One comms professional moved from broadcast to comms a decade ago and is surprised to find himself working as a producer again with the video and social content he is making.
by Jon King
The role of the Communications Officer has changed dramatically over the last ten years or so.
Many friends and colleagues have shared their insight and wisdom on the nature of that change and how we can best respond to it.
The following is my take from the perspective of someone who came to local government comms from the world of BBC local radio. I share this because it dawned on me last week that my two worlds have aligned and it’s changed my view of what I do; perhaps it may change yours too.
I made the switch from media to public service in 2004. Back then, if you wanted to promote something that the council was doing, the only channels available were print or broadcast media.
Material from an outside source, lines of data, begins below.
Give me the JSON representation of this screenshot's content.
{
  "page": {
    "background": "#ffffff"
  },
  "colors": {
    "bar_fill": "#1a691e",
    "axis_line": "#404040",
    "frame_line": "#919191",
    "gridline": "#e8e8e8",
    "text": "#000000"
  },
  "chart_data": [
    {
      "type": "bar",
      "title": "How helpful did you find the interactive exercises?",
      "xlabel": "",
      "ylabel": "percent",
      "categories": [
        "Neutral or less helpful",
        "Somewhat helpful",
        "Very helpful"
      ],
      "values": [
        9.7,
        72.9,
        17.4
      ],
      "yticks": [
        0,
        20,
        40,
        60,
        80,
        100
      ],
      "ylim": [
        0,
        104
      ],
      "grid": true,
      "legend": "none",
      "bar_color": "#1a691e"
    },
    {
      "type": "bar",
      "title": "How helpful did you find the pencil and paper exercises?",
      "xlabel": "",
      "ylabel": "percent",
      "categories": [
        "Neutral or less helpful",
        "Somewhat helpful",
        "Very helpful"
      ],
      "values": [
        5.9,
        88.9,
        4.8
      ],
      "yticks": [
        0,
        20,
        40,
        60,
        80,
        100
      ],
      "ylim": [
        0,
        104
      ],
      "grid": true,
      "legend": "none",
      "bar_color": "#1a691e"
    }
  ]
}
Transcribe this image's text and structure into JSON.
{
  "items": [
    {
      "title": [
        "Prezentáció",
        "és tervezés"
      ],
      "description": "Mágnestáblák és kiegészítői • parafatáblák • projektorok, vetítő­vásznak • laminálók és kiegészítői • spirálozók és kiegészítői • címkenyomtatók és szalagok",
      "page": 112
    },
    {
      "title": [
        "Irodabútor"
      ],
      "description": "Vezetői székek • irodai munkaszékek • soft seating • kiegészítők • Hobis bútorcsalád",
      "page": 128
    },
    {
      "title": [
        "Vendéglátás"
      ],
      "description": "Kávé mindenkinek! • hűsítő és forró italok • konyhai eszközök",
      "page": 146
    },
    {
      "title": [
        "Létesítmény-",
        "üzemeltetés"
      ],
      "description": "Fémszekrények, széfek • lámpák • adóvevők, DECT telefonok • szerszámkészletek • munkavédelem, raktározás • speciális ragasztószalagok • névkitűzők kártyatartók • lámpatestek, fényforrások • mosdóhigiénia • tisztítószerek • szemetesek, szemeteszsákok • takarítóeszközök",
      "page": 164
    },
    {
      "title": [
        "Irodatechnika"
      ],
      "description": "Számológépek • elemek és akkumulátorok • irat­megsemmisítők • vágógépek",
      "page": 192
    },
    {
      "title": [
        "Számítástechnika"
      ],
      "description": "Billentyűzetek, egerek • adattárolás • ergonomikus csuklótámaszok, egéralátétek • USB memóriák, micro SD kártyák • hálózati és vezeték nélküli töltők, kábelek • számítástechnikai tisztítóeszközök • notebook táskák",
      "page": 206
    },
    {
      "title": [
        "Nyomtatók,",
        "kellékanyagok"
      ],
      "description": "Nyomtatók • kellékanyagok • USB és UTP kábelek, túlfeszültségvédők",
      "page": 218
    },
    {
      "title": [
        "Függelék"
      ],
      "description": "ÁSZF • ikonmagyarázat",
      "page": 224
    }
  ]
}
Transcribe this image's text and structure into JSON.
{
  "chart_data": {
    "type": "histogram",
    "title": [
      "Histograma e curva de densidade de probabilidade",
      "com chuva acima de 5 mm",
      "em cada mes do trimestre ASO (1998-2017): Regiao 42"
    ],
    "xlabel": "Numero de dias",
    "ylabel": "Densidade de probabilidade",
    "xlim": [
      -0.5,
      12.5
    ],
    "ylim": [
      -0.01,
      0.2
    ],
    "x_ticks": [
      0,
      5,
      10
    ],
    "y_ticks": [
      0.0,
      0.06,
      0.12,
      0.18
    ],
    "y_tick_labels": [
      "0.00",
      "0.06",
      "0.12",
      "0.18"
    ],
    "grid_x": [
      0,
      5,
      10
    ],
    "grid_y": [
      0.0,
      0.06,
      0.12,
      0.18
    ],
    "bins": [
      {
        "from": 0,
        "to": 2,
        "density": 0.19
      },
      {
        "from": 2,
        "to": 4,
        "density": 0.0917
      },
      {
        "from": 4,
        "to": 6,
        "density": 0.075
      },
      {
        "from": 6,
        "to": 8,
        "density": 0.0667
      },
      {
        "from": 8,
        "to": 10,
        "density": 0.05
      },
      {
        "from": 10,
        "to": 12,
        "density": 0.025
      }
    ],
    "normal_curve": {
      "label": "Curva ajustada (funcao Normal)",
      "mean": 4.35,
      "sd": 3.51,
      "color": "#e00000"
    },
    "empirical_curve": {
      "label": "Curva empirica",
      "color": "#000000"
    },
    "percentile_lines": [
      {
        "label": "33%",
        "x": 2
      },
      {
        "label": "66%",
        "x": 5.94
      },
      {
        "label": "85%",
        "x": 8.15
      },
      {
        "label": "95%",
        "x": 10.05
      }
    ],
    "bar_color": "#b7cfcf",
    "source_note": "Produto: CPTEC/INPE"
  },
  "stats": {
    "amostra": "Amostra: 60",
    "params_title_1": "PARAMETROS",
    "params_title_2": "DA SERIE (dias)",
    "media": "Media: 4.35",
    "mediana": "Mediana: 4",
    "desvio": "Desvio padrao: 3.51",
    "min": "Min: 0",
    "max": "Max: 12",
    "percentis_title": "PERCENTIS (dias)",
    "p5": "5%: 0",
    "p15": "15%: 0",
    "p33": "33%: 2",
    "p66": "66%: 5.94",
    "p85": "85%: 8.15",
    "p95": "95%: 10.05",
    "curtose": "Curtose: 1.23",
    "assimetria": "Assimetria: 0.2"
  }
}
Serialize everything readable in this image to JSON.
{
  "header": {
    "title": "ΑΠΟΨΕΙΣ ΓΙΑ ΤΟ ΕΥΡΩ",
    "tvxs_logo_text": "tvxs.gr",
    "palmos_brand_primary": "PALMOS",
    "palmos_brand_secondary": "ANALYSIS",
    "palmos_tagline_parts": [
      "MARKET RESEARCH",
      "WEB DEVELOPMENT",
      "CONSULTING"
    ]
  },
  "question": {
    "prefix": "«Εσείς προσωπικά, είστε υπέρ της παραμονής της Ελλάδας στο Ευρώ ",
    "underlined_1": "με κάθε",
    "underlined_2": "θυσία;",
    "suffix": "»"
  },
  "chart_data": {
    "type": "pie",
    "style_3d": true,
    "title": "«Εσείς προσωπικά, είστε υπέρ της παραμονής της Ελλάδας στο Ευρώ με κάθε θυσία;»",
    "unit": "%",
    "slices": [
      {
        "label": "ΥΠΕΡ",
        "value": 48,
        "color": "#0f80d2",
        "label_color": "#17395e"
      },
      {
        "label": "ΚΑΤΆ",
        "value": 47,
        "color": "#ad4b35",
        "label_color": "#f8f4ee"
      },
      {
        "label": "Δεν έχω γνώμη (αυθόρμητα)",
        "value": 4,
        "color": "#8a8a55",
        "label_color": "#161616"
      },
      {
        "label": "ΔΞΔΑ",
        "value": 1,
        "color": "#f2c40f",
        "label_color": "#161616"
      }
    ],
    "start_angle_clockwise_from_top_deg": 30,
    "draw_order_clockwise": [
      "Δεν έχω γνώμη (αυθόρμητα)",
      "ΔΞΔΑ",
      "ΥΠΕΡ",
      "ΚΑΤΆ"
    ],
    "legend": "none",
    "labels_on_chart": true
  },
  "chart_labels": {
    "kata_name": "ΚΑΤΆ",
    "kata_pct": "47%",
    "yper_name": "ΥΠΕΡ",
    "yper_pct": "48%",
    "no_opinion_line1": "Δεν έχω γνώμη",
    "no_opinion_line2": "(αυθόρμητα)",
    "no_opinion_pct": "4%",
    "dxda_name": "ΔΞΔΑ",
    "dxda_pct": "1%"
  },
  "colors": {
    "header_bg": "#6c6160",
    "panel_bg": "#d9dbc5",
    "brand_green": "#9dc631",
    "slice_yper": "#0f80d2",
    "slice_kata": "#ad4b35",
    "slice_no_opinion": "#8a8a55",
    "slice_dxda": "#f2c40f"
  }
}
You needed to build a professional relationship with journalists based on the understanding that they needed us as much as we needed them. Most days of the week, the front page spread would be a story about the council. Even before the days of rolling news, the media was a voracious beast and it devoured everything we gave them.
Journalism has always been a competitive sport and when two or perhaps three local papers were vying for the public’s attention, editors knew a negative story would make their paper appear more appealing on the newsstand and circulation was everything. Many of us will remember how a positive story would be transformed into a ‘fiasco’, ‘blunder’ or ‘gaffe’ simply by the application of creative interpretation. Like a punch-drunk pugilist, we kept coming back for more, hoping against hope that today’s announcement would receive more favourable treatment.
And then came social media.
Like smart phones, the Internet and back-garden trampolines, it’s hard to imagine a time when we didn’t have them.
The media landscape had changed forever. Editors weren’t just competing with each other, they were competing with the formidable alliance of web-based information, sharing platforms and personal choice.
Corporations were the first to realise that there was an opening for them on social media; an opportunity to speak directly to their customer base and even spark a conversation.
As councils started to scratch their collective heads in search of a response, some of us seized the opportunity to fill the void and steer the direction of policy.
Ten years later, you’re lucky if one local newspaper has survived but council social media accounts are racking up followings in the thousands. As a consequence, comms officers spend more time managing corporate Facebook and Twitter than they do writing press releases.
And that’s because we have our own audience now, which brings me back to my ‘eureka’ moment.
Lord Reith (https://www.bbc.co.uk/historyofthebbc/research/culture/reith-1) took the view that the role of the BBC was to ‘inform, educate and entertain’ and I took my role very seriously.
As a presenter and producer in local radio, my job was to reflect life in the county in all its facets. As a local government comms officer, it’s my job to reflect the council’s work in all its variety.
If you’re looking for a corporate communications strategy in a sentence, take that.
Because, if we fail to explain how we work, why we work and what we do, we shouldn’t be at all surprised if our residents criticise us for inaction just because they didn’t see the gritting lorry drive down their street at two in the morning when they were fast asleep.
Like you, I watched the wave of criticism about pot holes and missed bins last winter. I’ve seen then moans about the state of the High Street and ‘too many charity shops’.
But I know that we have crews out at all hours fixing problems and I’ve seen the plans for regeneration and investment. So now I’m posting videos of our pot-hole-busting Velocity-Impactor machine in action and I’m filming colleagues talking about the latest commercial development bringing jobs to the borough. Last week, it final dawned on me that I’m a producer again and I’m loving it.
Zuckerberg and Dorsey have given us the channels, let’s use them to do more than just make announcements.
Let’s use them to tell our story.
Let’s use them to inform educate and entertain.
P.S. Doesn’t Zuckerberg and Dorsey sound like a 1950’s comedy duo?
Jon King is media and communications officer at Walsall Council.